Egan continued, “Based on dramatically reduced rates of COVID prevalence in our clinical study locations, we are currently planning
on an initial FDA 510(k) submission for our upper respiratory test focused on flu A, flu B, and RSV. As we move forward, we remain committed
to disciplined performance as we advance toward commercialization, and we anticipate that this modified approach will allow us to accelerate
regulatory and commercialization timelines while retaining the flexibility to incorporate COVID into the test at a later stage if conditions
change.
“We
believe the progress we’ve made in our clinical studies and on all other initiatives are creating a clear path to unlock the full
potential of our platform as we enter the next phase of execution in 2026.”
Conference
Call and Webcast:
Co-Diagnostics
will host a conference call and webcast at 4:30 p.m. EDT today to discuss its financial results with analysts and institutional investors.
The conference call and webcast will be available via:
Webcast:
ir.co-dx.com on the Events & Webcasts page, or accessible directly here
Conference
Call: 1-888-880-3330 (Toll Free) or 1-646-357-8766 (Toll)
The
call will be recorded and later made available on the Company’s website.
*The
Co-Dx PCR platform (including the PCR Home®, PCR Pro®, mobile app, and all
associated tests) is subject to review by the FDA and/or other regulatory bodies and is not yet available for sale.
About
Co-Diagnostics, Inc.
Co-Diagnostics,
Inc., a Utah corporation, is a molecular diagnostics company that develops, manufactures and markets state-of-the-art diagnostics technologies.

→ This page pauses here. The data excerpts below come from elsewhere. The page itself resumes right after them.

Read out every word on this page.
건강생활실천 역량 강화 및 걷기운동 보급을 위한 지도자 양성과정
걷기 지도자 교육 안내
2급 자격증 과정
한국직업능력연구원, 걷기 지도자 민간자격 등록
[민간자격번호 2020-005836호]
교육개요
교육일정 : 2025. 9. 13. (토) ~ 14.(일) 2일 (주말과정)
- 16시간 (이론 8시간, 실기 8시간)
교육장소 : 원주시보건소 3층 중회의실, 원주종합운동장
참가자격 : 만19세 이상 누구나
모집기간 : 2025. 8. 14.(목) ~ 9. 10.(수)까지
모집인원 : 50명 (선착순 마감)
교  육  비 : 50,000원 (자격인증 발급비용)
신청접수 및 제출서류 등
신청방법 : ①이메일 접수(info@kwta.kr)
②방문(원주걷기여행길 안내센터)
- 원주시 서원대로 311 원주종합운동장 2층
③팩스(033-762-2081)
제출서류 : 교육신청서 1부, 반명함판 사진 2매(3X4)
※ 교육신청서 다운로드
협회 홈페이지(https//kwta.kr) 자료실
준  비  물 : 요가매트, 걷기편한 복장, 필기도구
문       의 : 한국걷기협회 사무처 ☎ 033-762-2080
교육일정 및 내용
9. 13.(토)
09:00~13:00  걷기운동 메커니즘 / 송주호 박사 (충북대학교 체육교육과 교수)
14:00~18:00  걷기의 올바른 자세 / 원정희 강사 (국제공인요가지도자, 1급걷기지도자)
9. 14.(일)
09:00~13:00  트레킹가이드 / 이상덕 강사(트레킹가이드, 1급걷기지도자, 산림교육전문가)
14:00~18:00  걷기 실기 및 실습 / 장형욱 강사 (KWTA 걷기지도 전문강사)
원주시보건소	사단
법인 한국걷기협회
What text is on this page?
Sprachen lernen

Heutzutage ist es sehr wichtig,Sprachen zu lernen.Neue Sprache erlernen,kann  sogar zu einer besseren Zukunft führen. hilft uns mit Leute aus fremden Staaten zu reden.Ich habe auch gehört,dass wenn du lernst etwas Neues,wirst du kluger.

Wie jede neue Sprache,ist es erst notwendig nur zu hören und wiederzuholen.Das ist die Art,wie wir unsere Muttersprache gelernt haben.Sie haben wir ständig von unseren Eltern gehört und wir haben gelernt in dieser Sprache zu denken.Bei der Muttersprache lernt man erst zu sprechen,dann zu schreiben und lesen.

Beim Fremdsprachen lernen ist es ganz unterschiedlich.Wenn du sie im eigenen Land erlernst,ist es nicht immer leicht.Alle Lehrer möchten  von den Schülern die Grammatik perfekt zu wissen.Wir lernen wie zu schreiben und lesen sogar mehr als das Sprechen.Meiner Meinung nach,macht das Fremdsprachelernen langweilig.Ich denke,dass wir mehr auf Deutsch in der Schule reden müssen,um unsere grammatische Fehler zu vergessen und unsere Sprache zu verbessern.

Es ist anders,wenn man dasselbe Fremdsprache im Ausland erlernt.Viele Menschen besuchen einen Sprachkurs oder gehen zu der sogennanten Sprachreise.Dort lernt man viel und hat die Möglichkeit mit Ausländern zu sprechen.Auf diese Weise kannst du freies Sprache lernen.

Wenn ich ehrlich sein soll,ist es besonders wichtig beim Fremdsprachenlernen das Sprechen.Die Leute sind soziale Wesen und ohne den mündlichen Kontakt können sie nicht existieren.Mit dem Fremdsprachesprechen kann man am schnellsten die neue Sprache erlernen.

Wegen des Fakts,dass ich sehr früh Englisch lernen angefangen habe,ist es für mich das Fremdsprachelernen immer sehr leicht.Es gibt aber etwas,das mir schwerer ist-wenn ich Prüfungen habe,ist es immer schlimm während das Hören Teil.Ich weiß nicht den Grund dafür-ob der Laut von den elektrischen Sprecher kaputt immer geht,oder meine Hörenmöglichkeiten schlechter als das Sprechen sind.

The Company’s technologies are utilized for tests that are designed to detect and/or analyze nucleic acid molecules (DNA or RNA).
The Company also uses its proprietary technology to design specific tests for its Co-Dx PCR at-home and point-of-care platform (subject
to regulatory review and not currently for sale) and to identify genetic markers for use in applications other than infectious disease.
Non-GAAP
Financial Measures:
This
press release contains adjusted EBITDA, which is a non-GAAP measure defined as net loss excluding depreciation, amortization, (gain)
loss on disposition of assets, income tax (benefit) expense, net interest (income) expense, stock-based compensation, change in fair
value of contingent consideration, impairment charges and realized gain (loss) on investments. The Company believes that adjusted EBITDA
provides useful information to management and investors relating to its results of operations. The Company’s management uses this
non-GAAP measure to compare the Company’s performance to that of prior periods for trend analyses, and for budgeting and planning
purposes. The Company believes that the use of adjusted EBITDA provides an additional tool for investors to use in evaluating ongoing
operating results and trends and in comparing the Company’s financial measures with other companies, many of which present similar
non-GAAP financial measures to investors, and that it allows for greater transparency with respect to key metrics used by management
in its financial and operational decision-making.
Management
does not consider the non-GAAP measure in isolation or as an alternative to financial measures determined in accordance with GAAP. The
principal limitation of the non-GAAP financial measure is that it excludes significant expenses that are required by GAAP to be recorded
in the Company’s financial statements. In order to compensate for these limitations, management presents the non-GAAP financial
measure together with GAAP results. Non-GAAP measures should be considered in addition to results prepared in accordance with GAAP, but
should not be considered a substitute for, or superior to, GAAP results. A reconciliation table of the net income, the most comparable
GAAP financial measure to adjusted EBITDA, is included at the end of this release. The Company urges investors to review the reconciliation
and not to rely on any single financial measure to evaluate the company’s business.
Forward-Looking
Statements:
This
press release contains forward-looking statements. Forward-looking statements can be identified by words such as “believes,”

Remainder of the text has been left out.